PHP Search Engine

=A Brief Description of Yioop Bot=

==How to Identify Yioop Bot==

Presumably, you arrived at this site because you noticed traffic from a User-Agent that identified itself with the string:

<pre> Mozilla/5.0 (compatible; YioopBot; +https://www.yioop.com/bot.php) </pre>

If the IP Address was also 173.13.143.73 to 78, then you have come to the right place to find out about who was probably crawling your site. If it was a different IP address, then someone else is hijacking my crawler's name.

==Who runs Yioop Bot==

I am Chris Pollett. A couple years ago I began experimenting on my home machines to create a 25 million page index. I chose 25 million as my target as this was the number of pages crawled in the original 1998 paper on Google.

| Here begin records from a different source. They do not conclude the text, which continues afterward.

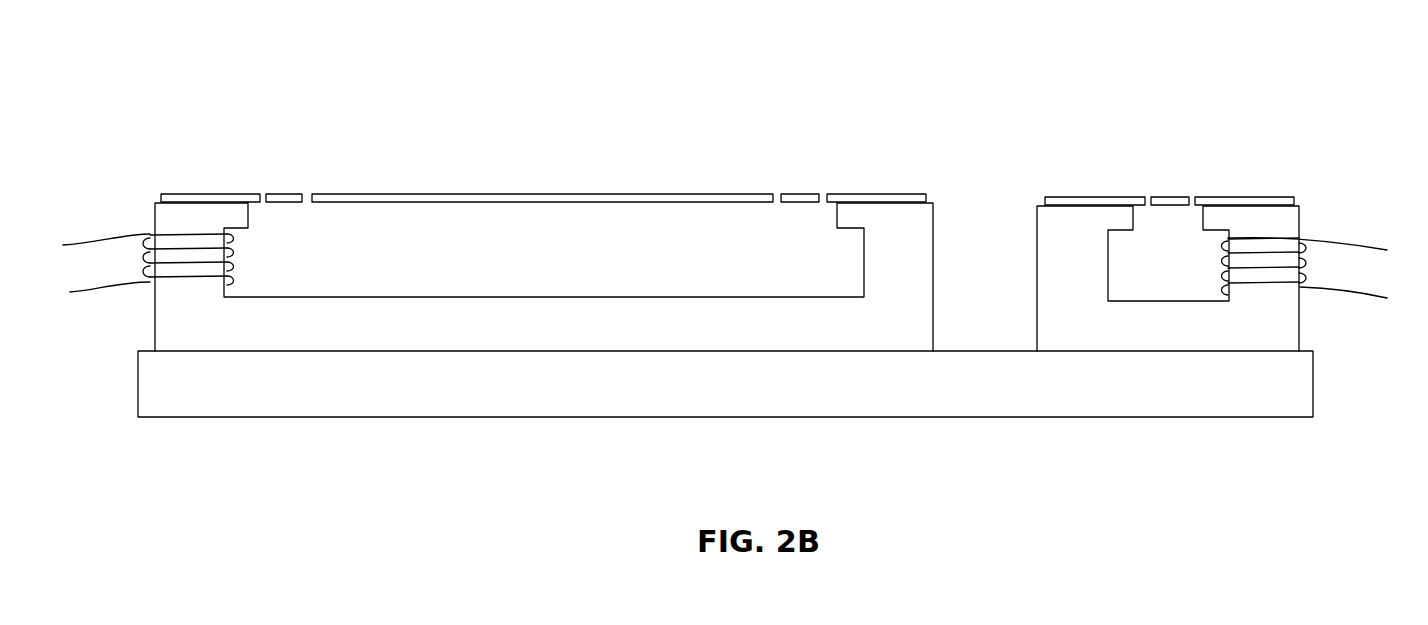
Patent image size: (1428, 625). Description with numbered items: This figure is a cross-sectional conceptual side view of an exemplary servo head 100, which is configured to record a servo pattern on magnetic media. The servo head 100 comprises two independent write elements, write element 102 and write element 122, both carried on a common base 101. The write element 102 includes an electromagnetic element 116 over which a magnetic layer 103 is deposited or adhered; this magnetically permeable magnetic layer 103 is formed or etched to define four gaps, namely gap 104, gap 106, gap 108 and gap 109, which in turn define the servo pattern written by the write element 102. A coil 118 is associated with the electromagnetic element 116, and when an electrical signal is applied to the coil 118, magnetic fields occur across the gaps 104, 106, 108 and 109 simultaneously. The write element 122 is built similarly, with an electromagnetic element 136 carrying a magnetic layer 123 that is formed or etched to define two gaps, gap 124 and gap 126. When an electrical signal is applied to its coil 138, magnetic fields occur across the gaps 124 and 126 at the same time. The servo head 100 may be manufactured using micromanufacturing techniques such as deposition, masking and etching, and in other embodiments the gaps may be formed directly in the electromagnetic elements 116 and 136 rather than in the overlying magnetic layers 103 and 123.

The servo head 100 is at (113, 172).
The base 101 is at (702, 397).
The write element 102 is at (895, 153).
The magnetic layer 103 is at (476, 193).
The gap 104 is at (262, 190).
The gap 106 is at (305, 190).
The gap 108 is at (776, 190).
The gap 109 is at (824, 190).
The electromagnetic element 116 is at (524, 340).
The coil 118 is at (130, 283).
The write element 122 is at (1316, 177).
The magnetic layer 123 is at (1108, 196).
The gap 124 is at (1150, 193).
The gap 126 is at (1192, 193).
The electromagnetic element 136 is at (1157, 332).
The coil 138 is at (1312, 248).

I finally achieved this goal in early October, 2011. My next goal was to crawl to 100 million pages on my home machines -- the number crawled by Nutch in its 2003 demonstration. This was achieved by Yioop between February 5 and March 14, 2012. Here is a list of longer crawls I have/I am conducting:

'''Jul. 6, 2022 - '''. Sequence of test crawls.
'''May. 24, 2019 - '''. Sequence of test crawls.
'''Oct. 10, 2014 - Oct 15, 2015'''. A billion pages.
'''Jul. 31, 2013 - Nov. 11, 2013'''. 334 million pages.
'''Dec. 17, 2012 - Mar. 14, 2013'''. 276 million pages.
'''May, 2012 - July, 2012'''. 250 million pages.

My crawls are used in an actual search engine available at [[https://www.yioop.com/|https://www.yioop.com/]]. This site gets queries from around the world. The GPLv3 source code of this search engine and the crawler are available for download at [[https://www.seekquarry.com/|https://www.seekquarry.com/]]. If you are really bored, you can actually test this software on your site to confirm or refute what is described below. If you find bugs, it would be nice to drop me a line at the address at the end of this article.

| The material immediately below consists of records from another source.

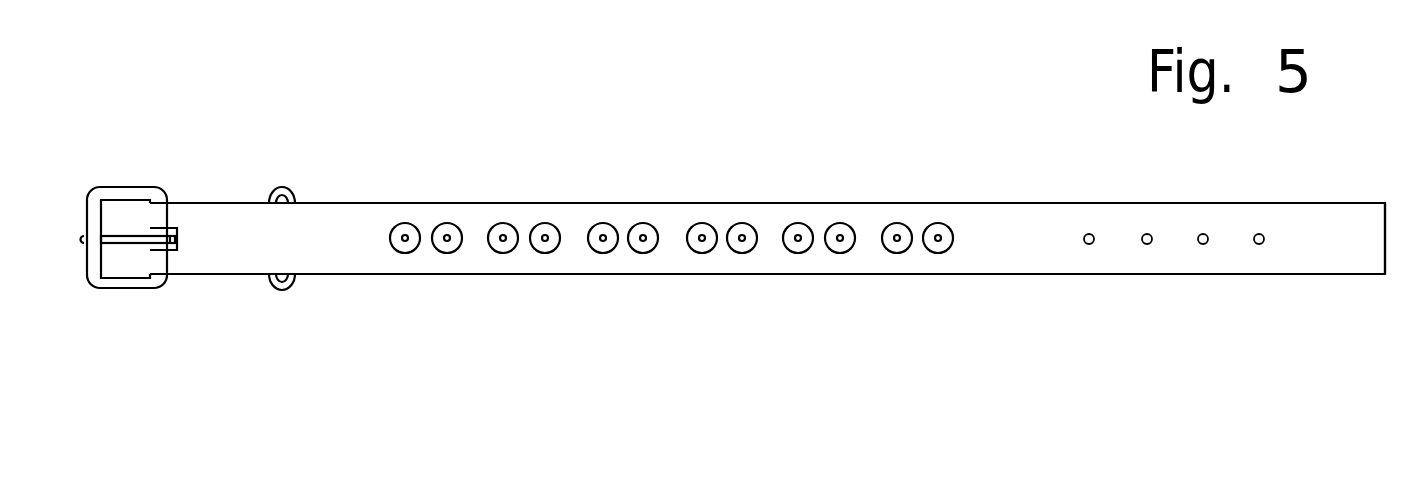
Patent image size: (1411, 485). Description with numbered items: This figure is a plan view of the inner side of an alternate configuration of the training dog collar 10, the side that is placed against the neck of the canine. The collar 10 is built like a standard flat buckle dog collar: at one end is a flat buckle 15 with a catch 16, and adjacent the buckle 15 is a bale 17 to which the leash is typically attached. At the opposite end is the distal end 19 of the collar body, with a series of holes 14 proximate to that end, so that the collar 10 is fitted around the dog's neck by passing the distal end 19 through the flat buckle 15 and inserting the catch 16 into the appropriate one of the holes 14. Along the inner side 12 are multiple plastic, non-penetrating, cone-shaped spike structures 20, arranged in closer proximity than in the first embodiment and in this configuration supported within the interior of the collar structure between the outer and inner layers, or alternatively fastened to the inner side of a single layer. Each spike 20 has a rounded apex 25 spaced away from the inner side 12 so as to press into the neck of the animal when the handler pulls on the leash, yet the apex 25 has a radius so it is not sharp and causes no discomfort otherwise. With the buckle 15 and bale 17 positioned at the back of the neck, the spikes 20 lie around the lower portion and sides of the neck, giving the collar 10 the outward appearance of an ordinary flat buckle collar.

The training dog collar 10 is at (258, 104).
The inner side 12 is at (973, 253).
The holes 14 is at (1200, 245).
The flat buckle 15 is at (128, 284).
The catch 16 is at (112, 243).
The bale 17 is at (282, 188).
The distal end 19 is at (1360, 260).
The spikes 20 is at (798, 245).
The apex 25 is at (603, 238).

==How Often Yioop Bot Crawls a Site==

Yioop Bot is currently run sporadically (not continuously) on a small number of machines. Each machine has about 4-6 fetcher processes. Each fetcher has open at most 100-300 connections at any given time. In a typical situation, these connections would not all be to the same host.

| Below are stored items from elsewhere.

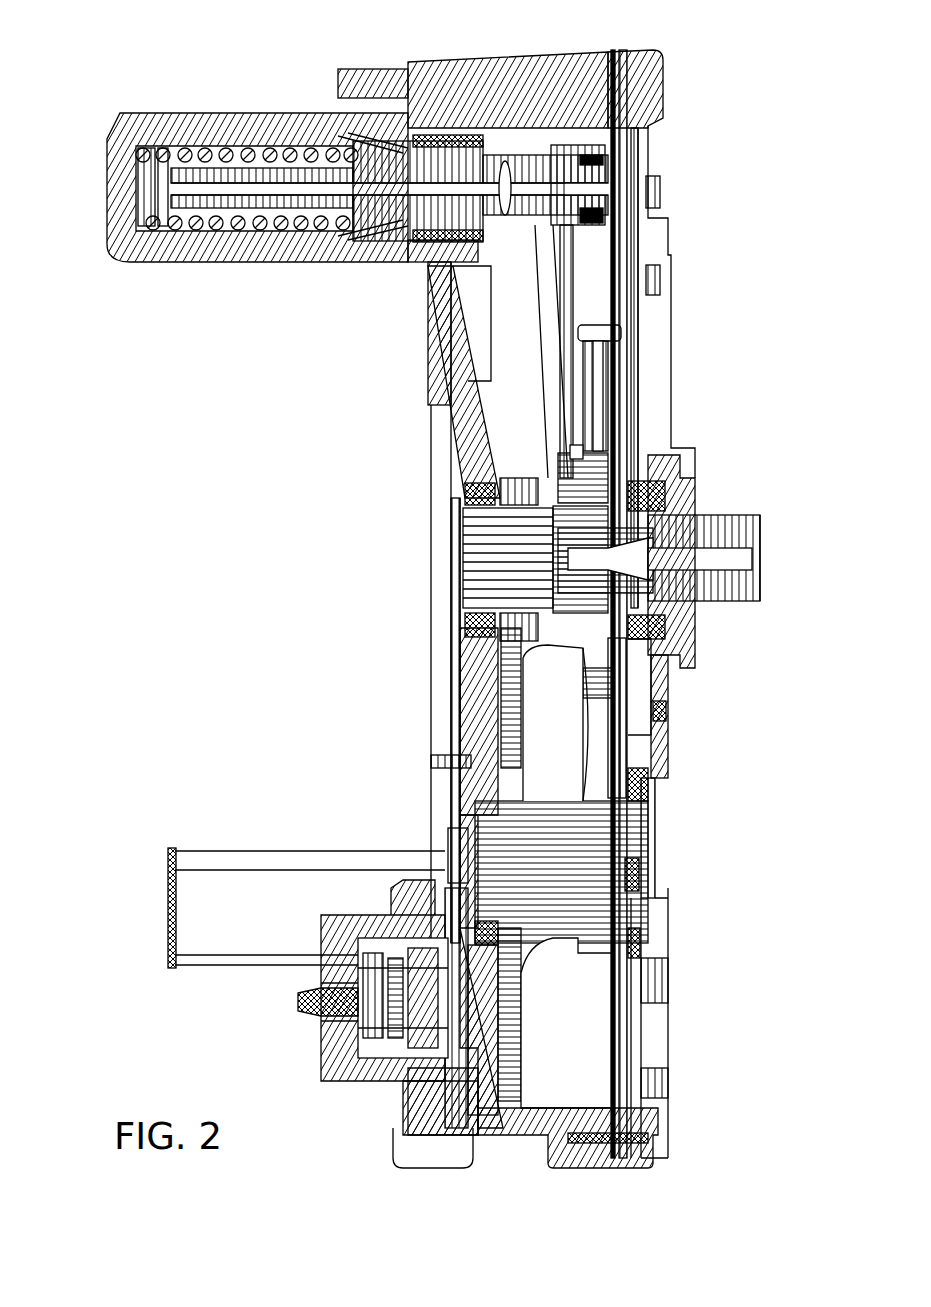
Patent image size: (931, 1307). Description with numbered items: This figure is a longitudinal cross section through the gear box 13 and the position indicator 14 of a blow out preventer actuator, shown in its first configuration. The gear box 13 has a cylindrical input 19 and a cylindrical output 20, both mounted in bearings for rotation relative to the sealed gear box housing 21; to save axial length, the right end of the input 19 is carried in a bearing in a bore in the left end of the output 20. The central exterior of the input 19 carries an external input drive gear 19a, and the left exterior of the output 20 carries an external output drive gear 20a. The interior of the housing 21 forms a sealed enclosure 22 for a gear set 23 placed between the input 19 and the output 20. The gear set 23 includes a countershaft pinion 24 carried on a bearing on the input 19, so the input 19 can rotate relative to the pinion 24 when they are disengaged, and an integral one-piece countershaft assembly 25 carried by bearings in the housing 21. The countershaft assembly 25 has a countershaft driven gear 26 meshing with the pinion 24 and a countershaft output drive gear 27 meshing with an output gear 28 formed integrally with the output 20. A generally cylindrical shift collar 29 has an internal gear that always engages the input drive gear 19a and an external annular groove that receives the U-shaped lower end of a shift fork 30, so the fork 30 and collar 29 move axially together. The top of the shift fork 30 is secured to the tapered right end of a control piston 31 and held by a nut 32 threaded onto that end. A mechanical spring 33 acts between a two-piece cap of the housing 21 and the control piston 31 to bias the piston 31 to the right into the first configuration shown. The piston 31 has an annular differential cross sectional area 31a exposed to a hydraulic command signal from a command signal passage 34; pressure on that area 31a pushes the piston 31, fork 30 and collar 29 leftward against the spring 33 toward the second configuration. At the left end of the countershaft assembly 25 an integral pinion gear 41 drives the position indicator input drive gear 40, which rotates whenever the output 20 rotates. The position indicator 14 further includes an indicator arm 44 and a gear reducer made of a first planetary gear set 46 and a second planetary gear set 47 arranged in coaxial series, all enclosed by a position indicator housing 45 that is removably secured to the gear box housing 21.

The gear box 13 is at (652, 40).
The position indicator 14 is at (398, 1120).
The input 19 is at (472, 588).
The external input drive gear 19a is at (528, 646).
The output 20 is at (736, 590).
The external output drive gear 20a is at (588, 465).
The gear box housing 21 is at (552, 50).
The sealed enclosure 22 is at (582, 1055).
The gear set 23 is at (537, 958).
The countershaft pinion 24 is at (506, 470).
The countershaft assembly 25 is at (536, 788).
The countershaft driven gear 26 is at (510, 1088).
The countershaft output drive gear 27 is at (583, 935).
The output gear 28 is at (613, 760).
The shift collar 29 is at (580, 655).
The shift fork 30 is at (568, 300).
The control piston 31 is at (436, 135).
The annular differential cross sectional area 31a is at (350, 240).
The nut 32 is at (590, 138).
The mechanical spring 33 is at (228, 254).
The command signal passage 34 is at (410, 228).
The position indicator input drive gear 40 is at (458, 1120).
The pinion gear 41 is at (460, 820).
The indicator arm 44 is at (310, 1016).
The position indicator housing 45 is at (313, 1055).
The first position indicator planetary gear set 46 is at (403, 1081).
The second position indicator planetary gear set 47 is at (380, 903).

==How you can Change how Yioop Bot Crawls your Site==

Yioop Bot understands robots.txt (it has to be robots.txt not robot.txt ) files and will obey commands in them except for commands that prevent the crawling of the host page (aka landing page) of a site. That is, if you have a command that blocks a url like http://foo.com/somepath, Yioop will honor it; but Yioop might still download the page http://foo.com/ . A robots.txt must be placed in the root folder of your website for its instructions to be followed. Yioop does not look in subfolders for robots.txt files. A simple robots.txt file to block Yioop! from crawling any folders other than host url page, the coolstuff folder, and its subfolders might look like:

<pre> User-agent: '''''YioopBot''''' Disallow: / Allow: /cool_stuff/ </pre>

YioopBot also obeys HTML ROBOTS meta tags with content among none, noindex, nofollow, noarchive, nosnippet. An example HTML page, using the noindex, nofollow directive might look as follows:

<pre> <!DOCTYPE html > <html> <head><title>Meta Robots Example</title> <meta name="ROBOTS" content="NOINDEX,NOFOLLOW" />  </head> <body> <p>Stuff robots shouldn't put in their index. <a href="/somewhere">A link that nofollow will prevent from being followed</a></p> </body> </html> </pre>

YioopBot does not use Open Directory or Yahoo! Directory data, so noodp and noydir are implicitly supported. YioopBot matches case-insensitively.

Within the head of the document one can also specify a canonical page corresponding to the current page using the [[https://en.wikipedia.org/wiki/Canonicallinkelement|rel canonical syntax]]. For example,

might appear on a page with url http://my.canonical.page.com/?t=gratuitous_token to indicate that this page and the canonical page are the same.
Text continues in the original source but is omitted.